To the Rain | Weeknotes 2/17
Heathenry, tiger milk, onion facts, MDMA legalization, sex magic, traditional Corsican music, and Ursula Le Guin.
Comrades—
We find ourselves waiting for Spring. There are early signs: the maple sugaring buckets are out in New England. But mostly the world seems to be holding its breath, suspended in a stiff cold wind, and deciding where, exactly, it’s going to land.
Amidst that, our pagan study program moved into its Norse unit, and the very grounded Heathen studies have been a nice antidote to all that airiness:
It’s foolish to worry to fret at night
and lie awake worrying.
to be weary when waking
finding all as bad as before.
Or in other words:
The old joke is that Heathenry is “the religion with homework,” and we’ve been diving into a wealth of lengthy PDFs, audiobooks, podcasts (enjoying Children of Ash and Elm - B), and great sidebars about raising pagan kids. That’s an admirable goal of Heathenry: that if we are re-awakening lifeways that work, we should want our kids to grow up knowing the land wights and what songs to sing to trees.
On beautiful lives, kids, and poetry, B drove out to Connecticut to visit his friend and poet Mark Gosztyla and his daughters for a hockey game. He really loved the chance to drive through farm country in winter: to see the apple orchards sleeping it off, and the piles of compost steaming in the early mornings.
Plus it was a chance to run into some Hudson Valley weird, like this actual gatehouse.
Also, J’s recent weeks were, for whatever reason, full of really good drinks. She participated in a local cacao ceremony with BFF Brenna; a group of friends went out to New Hampshire’s only kombucha bar1; and she discovered the magic of tiger milk. It’s enough to make one become a bubble tea every day person. How’s that for heathen values?
Until next time.
Jessie & Brian.
Earth
My son’s current obsession with understanding hot peppers led me down the trail of Dragon's Breath, a pepper so hot it may kill you, and the wonderful pain relief possible making your own pepper poultices. -B
The ever-brilliant Sophie Strand on rewilding myth:
The rise of empire has depended on the deracination of localized mythologies. Just as landscapes were stolen and terraformed, so were whole pantheons uprooted from their social and ecological contexts.

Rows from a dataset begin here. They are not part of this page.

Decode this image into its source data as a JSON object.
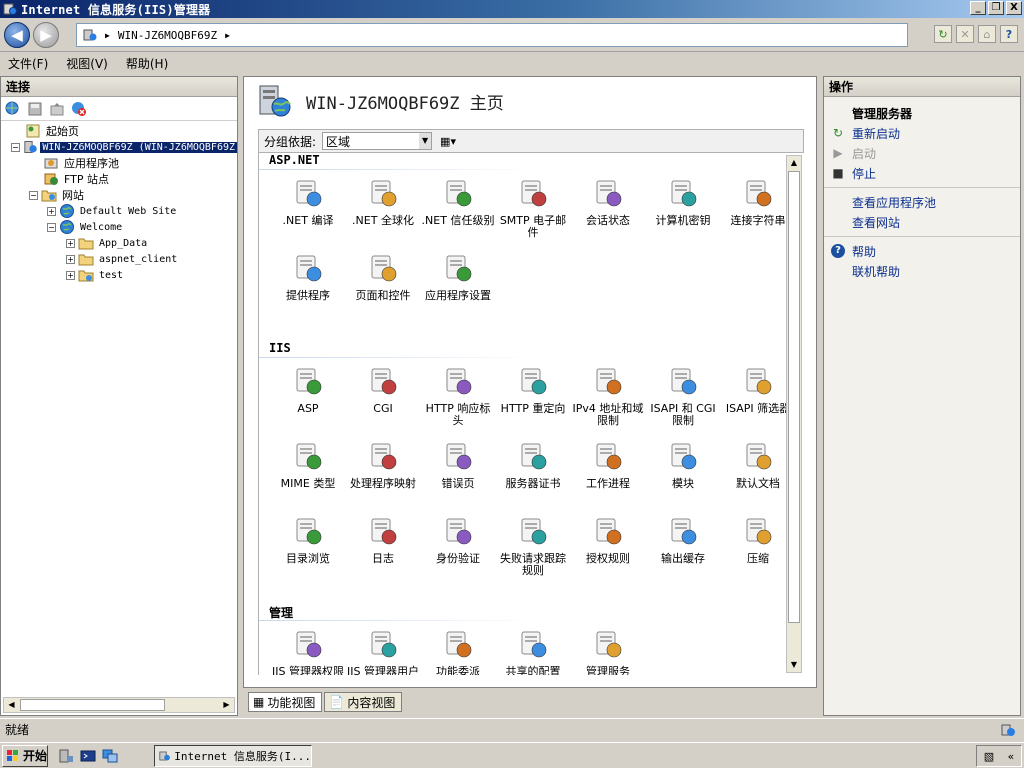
{
  "window": {
    "title": "Internet 信息服务(IIS)管理器",
    "buttons": [
      "_",
      "❐",
      "X"
    ]
  },
  "address": {
    "server": "WIN-JZ6MOQBF69Z",
    "sep1": "▶",
    "sep2": "▶"
  },
  "menu": [
    "文件(F)",
    "视图(V)",
    "帮助(H)"
  ],
  "connections": {
    "header": "连接",
    "tree": [
      {
        "label": "起始页",
        "icon": "start-page-icon",
        "level": 0,
        "expander": ""
      },
      {
        "label": "WIN-JZ6MOQBF69Z (WIN-JZ6MOQBF69Z",
        "icon": "server-icon",
        "level": 0,
        "expander": "−",
        "selected": true
      },
      {
        "label": "应用程序池",
        "icon": "app-pool-icon",
        "level": 1,
        "expander": ""
      },
      {
        "label": "FTP 站点",
        "icon": "ftp-sites-icon",
        "level": 1,
        "expander": ""
      },
      {
        "label": "网站",
        "icon": "websites-folder-icon",
        "level": 1,
        "expander": "−"
      },
      {
        "label": "Default Web Site",
        "icon": "globe-icon",
        "level": 2,
        "expander": "+"
      },
      {
        "label": "Welcome",
        "icon": "globe-icon",
        "level": 2,
        "expander": "−"
      },
      {
        "label": "App_Data",
        "icon": "folder-icon",
        "level": 3,
        "expander": "+"
      },
      {
        "label": "aspnet_client",
        "icon": "folder-icon",
        "level": 3,
        "expander": "+"
      },
      {
        "label": "test",
        "icon": "folder-icon",
        "level": 3,
        "expander": "+"
      }
    ]
  },
  "main": {
    "title": "WIN-JZ6MOQBF69Z 主页",
    "group_by_label": "分组依据:",
    "group_by_value": "区域",
    "sections": [
      {
        "title": "ASP.NET",
        "items": [
          ".NET 编译",
          ".NET 全球化",
          ".NET 信任级别",
          "SMTP 电子邮件",
          "会话状态",
          "计算机密钥",
          "连接字符串",
          "提供程序",
          "页面和控件",
          "应用程序设置"
        ]
      },
      {
        "title": "IIS",
        "items": [
          "ASP",
          "CGI",
          "HTTP 响应标头",
          "HTTP 重定向",
          "IPv4 地址和域限制",
          "ISAPI 和 CGI 限制",
          "ISAPI 筛选器",
          "MIME 类型",
          "处理程序映射",
          "错误页",
          "服务器证书",
          "工作进程",
          "模块",
          "默认文档",
          "目录浏览",
          "日志",
          "身份验证",
          "失败请求跟踪规则",
          "授权规则",
          "输出缓存",
          "压缩"
        ]
      },
      {
        "title": "管理",
        "items": [
          "IIS 管理器权限",
          "IIS 管理器用户",
          "功能委派",
          "共享的配置",
          "管理服务"
        ]
      }
    ],
    "view_tabs": [
      "功能视图",
      "内容视图"
    ]
  },
  "actions": {
    "header": "操作",
    "items": [
      {
        "label": "管理服务器",
        "type": "head",
        "icon": ""
      },
      {
        "label": "重新启动",
        "type": "link",
        "icon": "restart-icon"
      },
      {
        "label": "启动",
        "type": "disabled",
        "icon": "start-icon"
      },
      {
        "label": "停止",
        "type": "link",
        "icon": "stop-icon"
      },
      {
        "label": "",
        "type": "sep"
      },
      {
        "label": "查看应用程序池",
        "type": "link",
        "icon": ""
      },
      {
        "label": "查看网站",
        "type": "link",
        "icon": ""
      },
      {
        "label": "",
        "type": "sep"
      },
      {
        "label": "帮助",
        "type": "link",
        "icon": "help-icon"
      },
      {
        "label": "联机帮助",
        "type": "link",
        "icon": ""
      }
    ]
  },
  "status": {
    "text": "就绪"
  },
  "taskbar": {
    "start": "开始",
    "task": "Internet 信息服务(I..."
  },
  "colors": {
    "title_bar": "#0a246a",
    "link": "#0b2f8f",
    "selection": "#0a246a"
  }
}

Read the whole thing – I’m obsessed with the bit about Arthur’s Round Table and pitcher plants. -J
Sea
Antidote to climate doomerism: subscribe to FutureCrunch. While other good news websites exist, my experience has been that they tend to be on the ‘fireman saves cat from tree’ level. FutureCrunch collects and shares the big stories. I also like having a non-US centric news source. This week: 60% decline in maternal mortality in India in 14 years, Australia legalizes psilocybin & MDMA as medicines, and the UK unveils plan to restore 500,000 hectares of wildlife habitat. -J
Please enjoy the perfection of this beaver chewing through a log. -B
I was absolutely bowled over by the sound of this traditional Corsican Stabat Mater in Mont San Michel. -B
Sky
Erotic magic, Black emancipation, gender fluidity & interplanetary spirit realms — the Public Domain Review published a lengthy and fascinating overview of the life and work of 19th century black occultist and writer Paschal Beverly Randolph. If you don’t know him, you should know him. -J
Indigenous land management in Oregon has helped a once-endangered wildflower and butterfly pair recover. -J
Dr. Justin Sledge did a great introduction to The Arbatel over on Esoterica. This remains one of my favorite magical books, centering on working good for the community and collaboration with spirits rather than either bullying or appeasing them. If you enjoy a gentler approach to planetary magic that also has some strong connections to New Thought, it’s worth a serious look. The Joseph Peterson edition is very good. -J
To The Rain
by Ursula Le Guin
Mother rain, manifold, measureless,
falling on fallow, on field and forest,
on house-roof, low hovel, high tower,
downwelling waters all-washing, wider
than cities, softer than sisterhood, vaster
than countrysides, calming, recalling:
return to us, teaching our troubled
souls in your ceaseless descent
to fall, to be fellow, to feel to the root,
to sink in, to heal, to sweeten the sea.
This week’s Most New Hampshire Thing Ever award goes to their white pine & chaga kombucha.